Glen Keane ficou encarregado do visual do protagonista, inspirando-se no ator Tom Cruise para torná-lo mais atraente, apesar de ter feito questão de criar um personagem masculino engraçado, inteligente e corajoso, características que sobressaíam-se à sua beleza, diferente de heróis anteriores dos estúdios, que incorporavam o arquétipo de 'bonitão-valente'.  


O diretor de arte, Bill Perkins, queria incorporar elementos da arquitetura e escrita àrabes ao longa, o que resultou nas similaridades existentes entre Jasmine e o Taj Mahal, por exemplo. Provavelmente os criadores foram inspirados pela bela e trágica história de amor envolvendo uma das sete maravilhas do mundo. Mas peraí, o palácio não fica na Índia?... Sim, mais especificamente na cidade de Agra (Lembra alguma coisa?). Na verdade ela é uma fusão entre técnicas arquitetônicas hindus e persas, marcante pela ostentação de diversas pedras preciosas e mármore branco. Os principais elementos presentes nas construções árabes são as colunas, arcos e cúpulas, além de decoração com mosaicos e arabescos. No caso dos palácios e mesquitas, o planejamento é acompanhado de um jardim com pequenos pavilhões.


Outros elementos simbólicos usados ao retratar a personagem, são a fonte de água, ao lado da qual ela aparece no jardim do palácio e os pássaros presos, os quais ela liberta no fim da cena. A escolha do figurino em azul claro não foi à toa, já que a água é a substância mais preciosa que pode ser encontrada no deserto; já a segunda metáfora é mais óbvia, caracterizando sua condição de jovem rica e bem cuidada, que sente-se sufocada por figuras masculinas mais velhas, desejando libertar-se de sua jaula dourada.


Situação semelhante à da personagem de Audrey Hepburn no clássico A Princesa e o Plebeu (1953), que decide aventurar-se pelas ruas de Roma após sentir-se encurralada por suas obrigações como membro da realeza; influência direta para a sequência em que Jasmine escapa dos muros do palácio à noite e descobre uma realidade bastante diferente da sua no centro urbano de Agrabah.

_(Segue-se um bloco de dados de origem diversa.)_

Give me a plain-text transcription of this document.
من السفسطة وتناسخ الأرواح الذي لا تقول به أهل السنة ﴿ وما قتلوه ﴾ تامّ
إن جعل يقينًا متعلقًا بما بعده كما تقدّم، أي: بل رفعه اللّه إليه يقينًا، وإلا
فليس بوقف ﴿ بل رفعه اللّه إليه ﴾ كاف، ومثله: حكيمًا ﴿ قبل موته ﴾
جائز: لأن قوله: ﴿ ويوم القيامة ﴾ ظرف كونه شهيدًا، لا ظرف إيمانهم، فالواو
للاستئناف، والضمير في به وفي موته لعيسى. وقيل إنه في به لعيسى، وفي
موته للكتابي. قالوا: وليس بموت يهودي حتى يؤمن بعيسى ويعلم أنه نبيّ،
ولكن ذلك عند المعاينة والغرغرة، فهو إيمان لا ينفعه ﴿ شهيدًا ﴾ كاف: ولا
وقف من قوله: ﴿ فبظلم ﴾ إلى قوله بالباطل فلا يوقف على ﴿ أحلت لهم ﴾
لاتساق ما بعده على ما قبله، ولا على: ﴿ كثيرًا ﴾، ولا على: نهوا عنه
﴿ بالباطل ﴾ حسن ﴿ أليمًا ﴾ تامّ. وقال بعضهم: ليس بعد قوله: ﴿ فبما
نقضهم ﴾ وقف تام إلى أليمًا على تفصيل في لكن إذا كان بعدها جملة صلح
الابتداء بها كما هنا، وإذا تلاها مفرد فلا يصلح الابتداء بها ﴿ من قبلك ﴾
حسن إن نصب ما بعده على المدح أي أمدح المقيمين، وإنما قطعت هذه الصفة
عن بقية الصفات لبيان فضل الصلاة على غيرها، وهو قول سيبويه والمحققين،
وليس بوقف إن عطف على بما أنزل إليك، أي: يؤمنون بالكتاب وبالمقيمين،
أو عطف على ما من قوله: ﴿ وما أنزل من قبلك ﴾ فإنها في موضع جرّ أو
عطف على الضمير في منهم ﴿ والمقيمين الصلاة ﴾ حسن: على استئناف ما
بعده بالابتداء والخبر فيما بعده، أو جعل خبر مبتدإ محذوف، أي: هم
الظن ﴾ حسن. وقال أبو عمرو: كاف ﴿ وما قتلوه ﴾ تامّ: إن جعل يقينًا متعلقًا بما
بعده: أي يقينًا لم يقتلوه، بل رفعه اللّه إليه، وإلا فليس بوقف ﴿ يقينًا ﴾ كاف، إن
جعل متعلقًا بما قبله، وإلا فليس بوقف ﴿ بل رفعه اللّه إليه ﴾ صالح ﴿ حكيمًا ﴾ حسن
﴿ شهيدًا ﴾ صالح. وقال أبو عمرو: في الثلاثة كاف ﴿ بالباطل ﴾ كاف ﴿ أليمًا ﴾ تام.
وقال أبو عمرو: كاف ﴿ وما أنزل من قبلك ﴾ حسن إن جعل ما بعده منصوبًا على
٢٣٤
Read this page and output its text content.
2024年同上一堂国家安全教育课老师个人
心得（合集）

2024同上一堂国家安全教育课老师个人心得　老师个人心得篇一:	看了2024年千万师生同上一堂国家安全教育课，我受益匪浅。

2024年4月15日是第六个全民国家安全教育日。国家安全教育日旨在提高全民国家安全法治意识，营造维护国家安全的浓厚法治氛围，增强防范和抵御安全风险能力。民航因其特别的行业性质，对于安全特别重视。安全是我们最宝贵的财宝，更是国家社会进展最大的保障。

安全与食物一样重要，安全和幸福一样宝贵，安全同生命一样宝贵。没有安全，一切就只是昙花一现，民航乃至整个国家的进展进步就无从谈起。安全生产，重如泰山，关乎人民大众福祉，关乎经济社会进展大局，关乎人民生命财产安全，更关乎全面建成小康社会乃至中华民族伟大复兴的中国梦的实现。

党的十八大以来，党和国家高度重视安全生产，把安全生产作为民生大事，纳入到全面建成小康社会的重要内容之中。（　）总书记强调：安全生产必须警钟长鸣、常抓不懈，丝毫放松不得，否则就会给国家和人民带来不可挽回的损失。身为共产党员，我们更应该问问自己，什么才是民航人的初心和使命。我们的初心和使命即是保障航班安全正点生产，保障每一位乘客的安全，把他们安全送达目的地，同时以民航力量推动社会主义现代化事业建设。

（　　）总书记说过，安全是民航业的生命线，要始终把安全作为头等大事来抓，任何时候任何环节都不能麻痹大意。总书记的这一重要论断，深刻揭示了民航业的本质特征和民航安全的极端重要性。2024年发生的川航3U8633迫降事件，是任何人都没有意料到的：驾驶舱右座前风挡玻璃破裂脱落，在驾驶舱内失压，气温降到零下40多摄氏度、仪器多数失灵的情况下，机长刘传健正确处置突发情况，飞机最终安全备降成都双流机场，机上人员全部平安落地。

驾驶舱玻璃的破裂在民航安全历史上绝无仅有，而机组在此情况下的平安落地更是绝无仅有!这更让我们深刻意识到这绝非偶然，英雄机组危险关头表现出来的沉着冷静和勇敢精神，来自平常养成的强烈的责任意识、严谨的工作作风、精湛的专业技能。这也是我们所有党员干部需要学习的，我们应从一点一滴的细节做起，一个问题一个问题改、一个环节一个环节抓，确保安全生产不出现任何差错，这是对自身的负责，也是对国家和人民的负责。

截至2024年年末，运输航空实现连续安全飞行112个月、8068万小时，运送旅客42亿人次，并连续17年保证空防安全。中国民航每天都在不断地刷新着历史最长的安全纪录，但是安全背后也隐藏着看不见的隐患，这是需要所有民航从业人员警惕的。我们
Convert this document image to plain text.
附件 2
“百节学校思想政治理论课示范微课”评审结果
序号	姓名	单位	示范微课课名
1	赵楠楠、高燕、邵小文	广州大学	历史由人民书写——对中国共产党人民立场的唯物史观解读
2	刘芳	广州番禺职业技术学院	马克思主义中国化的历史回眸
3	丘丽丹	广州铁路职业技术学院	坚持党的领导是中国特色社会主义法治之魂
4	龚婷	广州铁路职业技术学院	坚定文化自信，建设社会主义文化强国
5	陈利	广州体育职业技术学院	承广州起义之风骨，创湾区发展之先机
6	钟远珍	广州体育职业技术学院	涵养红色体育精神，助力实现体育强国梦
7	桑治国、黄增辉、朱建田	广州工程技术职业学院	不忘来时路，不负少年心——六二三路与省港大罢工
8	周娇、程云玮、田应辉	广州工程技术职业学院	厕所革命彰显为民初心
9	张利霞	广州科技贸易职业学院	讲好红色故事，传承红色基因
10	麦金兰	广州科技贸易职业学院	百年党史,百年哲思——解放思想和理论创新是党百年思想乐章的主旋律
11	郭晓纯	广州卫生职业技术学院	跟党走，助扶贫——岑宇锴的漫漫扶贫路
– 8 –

Críticas se formam ainda hoje com relação ao figurino fetichizado e curvas irreais dadas à princesa Jasmine, criada por Mark Henn, que baseou-se à princípio na atriz Jasmine Guy para compor os traços da personagem, recorrendo enfim à imagem de sua irmã mais nova (Beth Allen), após encontrar dificuldade para dar expressão à princesa islã. Certamente ele optou por inspirar-se nos trajes das odaliscas ou dançarinas do ventre, arte de origem primitiva onde as mulheres aliam seus movimentos aos da serpente no ritmo de belas músicas, prática que ganhou aspectos sensuais exóticos e chegou a ser banida em países àrabes de religião conservadora. 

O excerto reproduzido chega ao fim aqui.